Of course it all fell apart. It turns out he was an egotistical glory hound who was doing it all to get laudatory tweets and followers. “He is definitely obsessed with how seemingly you can just become famous,” And women. He wanted lots of women. He divorced his wife.
Mr. Price told media outlets that his divorce several years earlier was amicable. But his former wife, Kristie Colón, had given a TEDx talk in October 2015 in which she described their relationship as abusive.
“He got mad at me for ignoring him and grabbed me and shook me again,” Ms. Colón read from her old journal. “He started punching me in the stomach and slapped me across the face.” She recalled once locking herself in a car, “afraid he was going to body-slam me into the ground again or waterboard me in our upstairs bathroom like he had done before.”
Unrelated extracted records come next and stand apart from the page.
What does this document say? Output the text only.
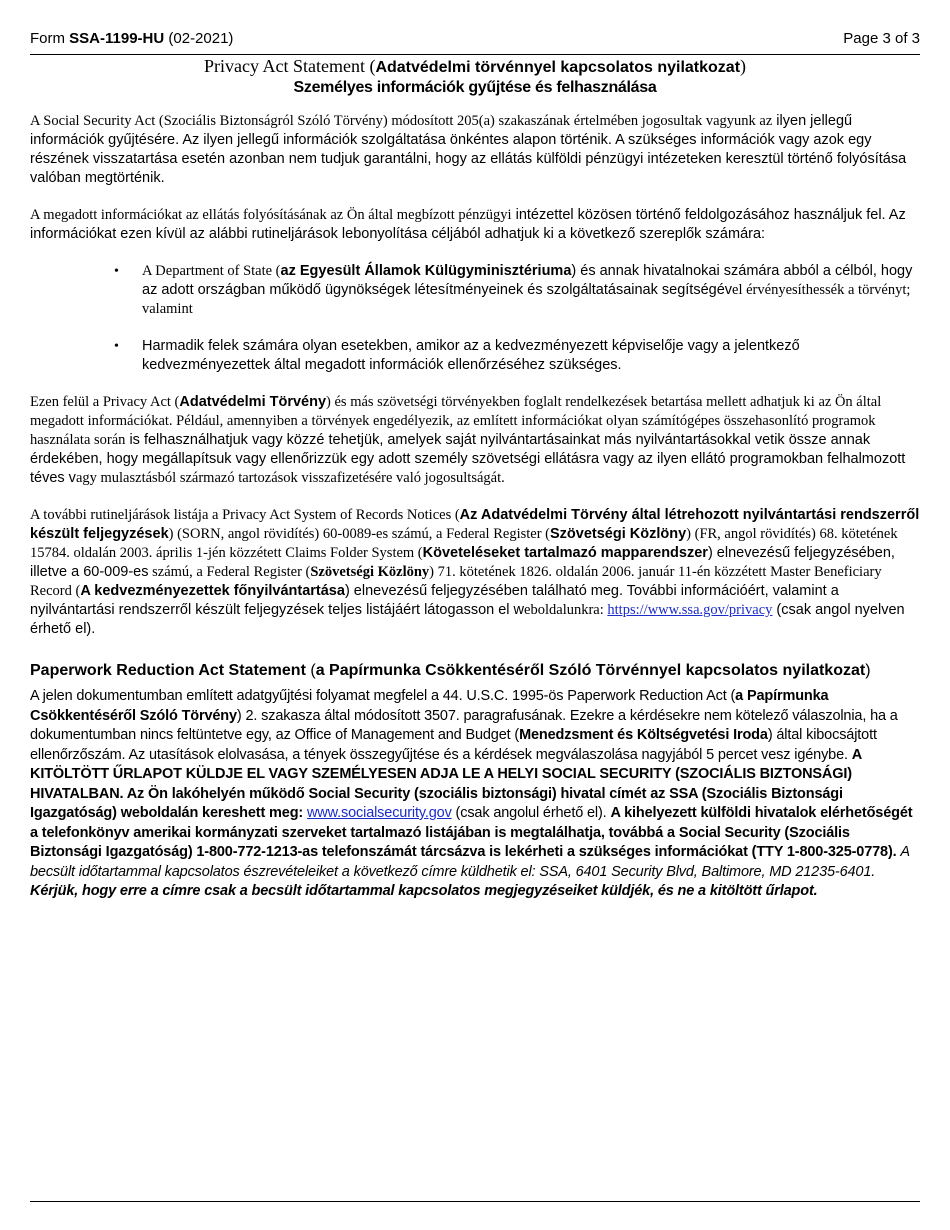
Form SSA-1199-HU (02-2021)	Page 3 of 3
Privacy Act Statement (Adatvédelmi törvénnyel kapcsolatos nyilatkozat)
Személyes információk gyűjtése és felhasználása

A Social Security Act (Szociális Biztonságról Szóló Törvény) módosított 205(a) szakaszának értelmében jogosultak vagyunk az ilyen jellegű információk gyűjtésére. Az ilyen jellegű információk szolgáltatása önkéntes alapon történik. A szükséges információk vagy azok egy részének visszatartása esetén azonban nem tudjuk garantálni, hogy az ellátás külföldi pénzügyi intézeteken keresztül történő folyósítása valóban megtörténik.

A megadott információkat az ellátás folyósításának az Ön által megbízott pénzügyi intézettel közösen történő feldolgozásához használjuk fel. Az információkat ezen kívül az alábbi rutineljárások lebonyolítása céljából adhatjuk ki a következő szereplők számára:

• A Department of State (az Egyesült Államok Külügyminisztériuma) és annak hivatalnokai számára abból a célból, hogy az adott országban működő ügynökségek létesítményeinek és szolgáltatásainak segítségével érvényesíthessék a törvényt; valamint
• Harmadik felek számára olyan esetekben, amikor az a kedvezményezett képviselője vagy a jelentkező kedvezményezettek által megadott információk ellenőrzéséhez szükséges.

Ezen felül a Privacy Act (Adatvédelmi Törvény) és más szövetségi törvényekben foglalt rendelkezések betartása mellett adhatjuk ki az Ön által megadott információkat. Például, amennyiben a törvények engedélyezik, az említett információkat olyan számítógépes összehasonlító programok használata során is felhasználhatjuk vagy közzé tehetjük, amelyek saját nyilvántartásainkat más nyilvántartásokkal vetik össze annak érdekében, hogy megállapítsuk vagy ellenőrizzük egy adott személy szövetségi ellátásra vagy az ilyen ellátó programokban felhalmozott téves vagy mulasztásból származó tartozások visszafizetésére való jogosultságát.

A további rutineljárások listája a Privacy Act System of Records Notices (Az Adatvédelmi Törvény által létrehozott nyilvántartási rendszerről készült feljegyzések) (SORN, angol rövidítés) 60-0089-es számú, a Federal Register (Szövetségi Közlöny) (FR, angol rövidítés) 68. kötetének 15784. oldalán 2003. április 1-jén közzétett Claims Folder System (Követeléseket tartalmazó mapparendszer) elnevezésű feljegyzésében, illetve a 60-009-es számú, a Federal Register (Szövetségi Közlöny) 71. kötetének 1826. oldalán 2006. január 11-én közzétett Master Beneficiary Record (A kedvezményezettek főnyilvántartása) elnevezésű feljegyzésében található meg. További információért, valamint a nyilvántartási rendszerről készült feljegyzések teljes listájáért látogasson el weboldalunkra: https://www.ssa.gov/privacy (csak angol nyelven érhető el).

Paperwork Reduction Act Statement (a Papírmunka Csökkentéséről Szóló Törvénnyel kapcsolatos nyilatkozat)

A jelen dokumentumban említett adatgyűjtési folyamat megfelel a 44. U.S.C. 1995-ös Paperwork Reduction Act (a Papírmunka Csökkentéséről Szóló Törvény) 2. szakasza által módosított 3507. paragrafusának. Ezekre a kérdésekre nem kötelező válaszolnia, ha a dokumentumban nincs feltüntetve egy, az Office of Management and Budget (Menedzsment és Költségvetési Iroda) által kibocsájtott ellenőrzőszám. Az utasítások elolvasása, a tények összegyűjtése és a kérdések megválaszolása nagyjából 5 percet vesz igénybe. A KITÖLTÖTT ŰRLAPOT KÜLDJE EL VAGY SZEMÉLYESEN ADJA LE A HELYI SOCIAL SECURITY (SZOCIÁLIS BIZTONSÁGI) HIVATALBAN. Az Ön lakóhelyén működő Social Security (szociális biztonsági) hivatal címét az SSA (Szociális Biztonsági Igazgatóság) weboldalán kereshett meg: www.socialsecurity.gov (csak angolul érhető el). A kihelyezett külföldi hivatalok elérhetőségét a telefonkönyv amerikai kormányzati szerveket tartalmazó listájában is megtalálhatja, továbbá a Social Security (Szociális Biztonsági Igazgatóság) 1-800-772-1213-as telefonszámát tárcsázva is lekérheti a szükséges információkat (TTY 1-800-325-0778). A becsült időtartammal kapcsolatos észrevételeiket a következő címre küldhetik el: SSA, 6401 Security Blvd, Baltimore, MD 21235-6401. Kérjük, hogy erre a címre csak a becsült időtartammal kapcsolatos megjegyzéseiket küldjék, és ne a kitöltött űrlapot.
His activities on the dating scene were less than savory.
Mr. Price messaged Serena Jowers, a fitness coach near Seattle, in December 2020, after she liked some of his posts on Instagram. On their third date, Ms. Jowers said, he pulled up videos on Pornhub, to show her what he liked. After she resisted watching pornography, he pressured her into having sex, she said. She realized he was touching her with only one hand, then saw him holding his phone. He was recording them.
Ms. Jowers jumped up and grabbed the nearest blanket, yelled at him, and fled, she said. The next morning she texted him, saying the filming made her feel like she was not in control of her own body. “I want you to delete any video/pics you took,” she wrote.
“I’ll do that,” he immediately texted back. Three other women, two of whom he also first messaged on social media, also told me that they learned Mr. Price secretly filmed them.
Porn sites are not a good place to learn about sex, and surreptitiously recording an encounter is more than a red flag. Then there were multiple other reports.
In January, they had dinner at a restaurant in Seattle’s Capitol Hill, where she said they discussed politics. What happened next was detailed in interviews, a police report and text messages.
As the restaurant closed, her Uber app wasn’t working, and Mr. Price suggested they stay warm in his Tesla as she downloaded it again.
Sitting in the front seats, he tried to kiss her and grabbed her throat, she told the police.
“He did not let go of my throat right away,” she recalled.
“After I rejected him,” she said, “he transformed.”
Ms. Hayne called her boyfriend, pretending he was her brother, and asked him to rush and get her. Mr. Price sped north, driving her to a Park N Ride.
She was scared because he was “very drunk,” the police report said.
“Hurryyyyyyy,” she texted her boyfriend.
Mr. Price raced up to the top floor of the parking lot, drove the car in doughnut circles and pulled into a spot, she told the police. He reached over to kiss her and grabbed her throat again, his hand pulsing in and out “for minutes,” the police report said.
“SQUEEZING HARD,” she would text a friend the next morning.
And then, he let go. “I’m too drunk,” Ms. Hayne recalled him saying, as he went into the back seat to pass out.
Well, now he’s front page news in the New York Times. He definitely figured out how to become famous.